# 9.12. 👩‍💻 Accumulator Pattern Strategies¶

## 9.12.1. When to Use it¶

When children first encounter word problems in their math classes, they find it difficult to translate those words into arithmetic expressions involving addition, subtraction, multiplication, and division. Teachers offer heuristics. If the problem says “how many…altogether”, that’s an addition problem. If it says “how many are left”, that’s going to be a subtraction problem.

Learning to use the accumulator pattern can be similarly confusing. The first step is to recognizing something in the problem statement that suggests an accumulation pattern. Here are a few. You might want to try adding some more of your own.

 Phrase Accumulation Pattern how many count accumulation how frequently total sum accumulation a list of list accumulation concatenate string accumulation join together

For example, if the problem is to compute the total distance traveled in a series of small trips, you would want to accumulate a sum. If the problem is to make a list of the cubes of all the numbers from 1-25, you want a list accumulation, starting with an empty list and appending one more cube each time. If the problem is to make a comma separated list of all the people invited to a party, you should think of concatenating them; you could start with an empty string and concatenate one more person on each iteration through a list of name.

## 9.12.2. Before Writing it¶

Before writing any code, we recommend that you first answer the following questions:

• What sequence will you iterate through as you accumulate a result? It could be a range of numbers, the letters in a string, or some existing list that you have just as a list of names.

• What type of value will you accumulate? If your final result will be a number, your accumulator will start out with a number and always have a number even as it is updated each time. Similarly, if your final result will be a list, start with a list. If your final result will be a string, you’ll probably want to start with a string; one other option is to accumulate a list of strings and then use the .join() method at the end to concatenate them all together.

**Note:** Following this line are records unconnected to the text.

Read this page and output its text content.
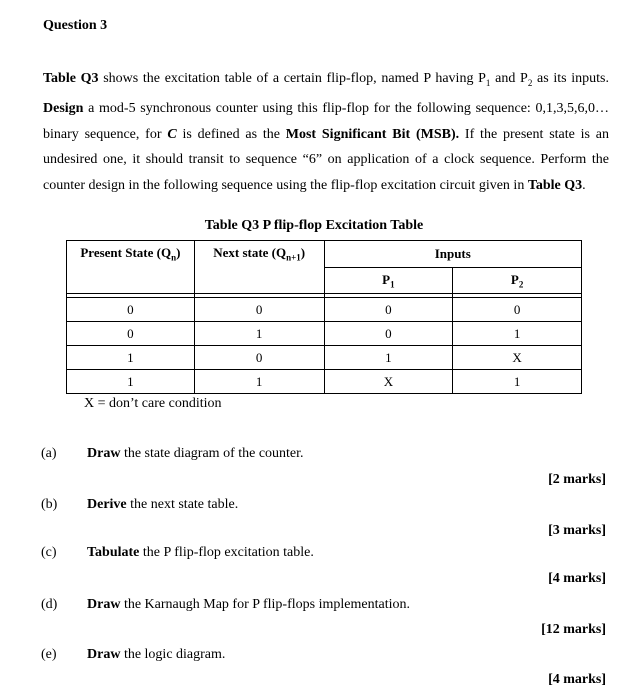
Question 3
Table Q3 shows the excitation table of a certain flip-flop, named P having $P_1$ and $P_2$ as its inputs. Design a mod-5 synchronous counter using this flip-flop for the following sequence: 0,1,3,5,6,0… binary sequence, for C is defined as the Most Significant Bit (MSB). If the present state is an undesired one, it should transit to sequence “6” on application of a clock sequence. Perform the counter design in the following sequence using the flip-flop excitation circuit given in Table Q3.
Table Q3 P flip-flop Excitation Table
Present State $(Q_n)$	Next state $(Q_{n+1})$	Inputs	
		$P_1$	$P_2$

0	0	0	0
0	1	0	1
1	0	1	X
1	1	X	1
X = don’t care condition
(a) Draw the state diagram of the counter.
[2 marks]
(b) Derive the next state table.
[3 marks]
(c) Tabulate the P flip-flop excitation table.
[4 marks]
(d) Draw the Karnaugh Map for P flip-flops implementation.
[12 marks]
(e) Draw the logic diagram.
[4 marks]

We recommend writing your answers to these questions in a comment. As you encounter bugs and have to look things up, it will help remind you of what you were trying to implement. Sometimes, just writing the comment can help you to realize a potential problem and avoid it before you ever write any code.

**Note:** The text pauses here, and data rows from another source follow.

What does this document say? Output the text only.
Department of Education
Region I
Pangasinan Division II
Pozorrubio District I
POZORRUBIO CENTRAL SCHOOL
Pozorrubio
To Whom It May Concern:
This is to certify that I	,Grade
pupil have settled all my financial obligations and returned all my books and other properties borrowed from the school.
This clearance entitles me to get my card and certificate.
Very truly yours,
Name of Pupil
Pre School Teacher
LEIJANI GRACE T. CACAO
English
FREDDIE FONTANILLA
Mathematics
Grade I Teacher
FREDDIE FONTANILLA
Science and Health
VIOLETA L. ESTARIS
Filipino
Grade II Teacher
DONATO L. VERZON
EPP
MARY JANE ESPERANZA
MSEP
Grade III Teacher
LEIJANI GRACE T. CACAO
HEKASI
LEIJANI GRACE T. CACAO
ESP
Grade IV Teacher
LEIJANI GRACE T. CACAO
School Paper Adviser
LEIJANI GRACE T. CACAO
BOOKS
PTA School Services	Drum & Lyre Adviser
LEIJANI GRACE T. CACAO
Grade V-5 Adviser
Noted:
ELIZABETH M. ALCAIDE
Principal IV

## 9.12.3. Choosing Good Accumulator and Iterator Variable Names¶

The final piece of advice regarding accumulation strategies is to be intentional when choosing variable names for the accumulator and iterator variables. A good name can help remind you of what the value is assigned to the variable as well as what you should have by the end of your code. While it might be tempting at first to use a short variable name, such as a or x, if you run into any bugs or look at your code later, you may have trouble understanding what you intended to do and what your code is actually doing.

For the accumulator variable, one thing that can help is to make the variable name end with “so_far”. The prefix can be something that helps remind you of what you’re supposed to end up with. For example: count_so_far, total_so_far, or cubes_so_far.

As mentioned previously in a previous Way of the Programmer segment, 👩‍💻 Naming Variables in For Loops, the iterator variable should be a singular noun. It should describe what one item in the original sequence, not what one item in the final result will be. For example, when accumulating the cubes of the numbers from 1-25, don’t write for cube in range(25):. Instead, write for num in range(25):. If you name the iterator variable cube you run the risk of getting confused that it has already been cubed, when that’s an operation that you still have to write in your code.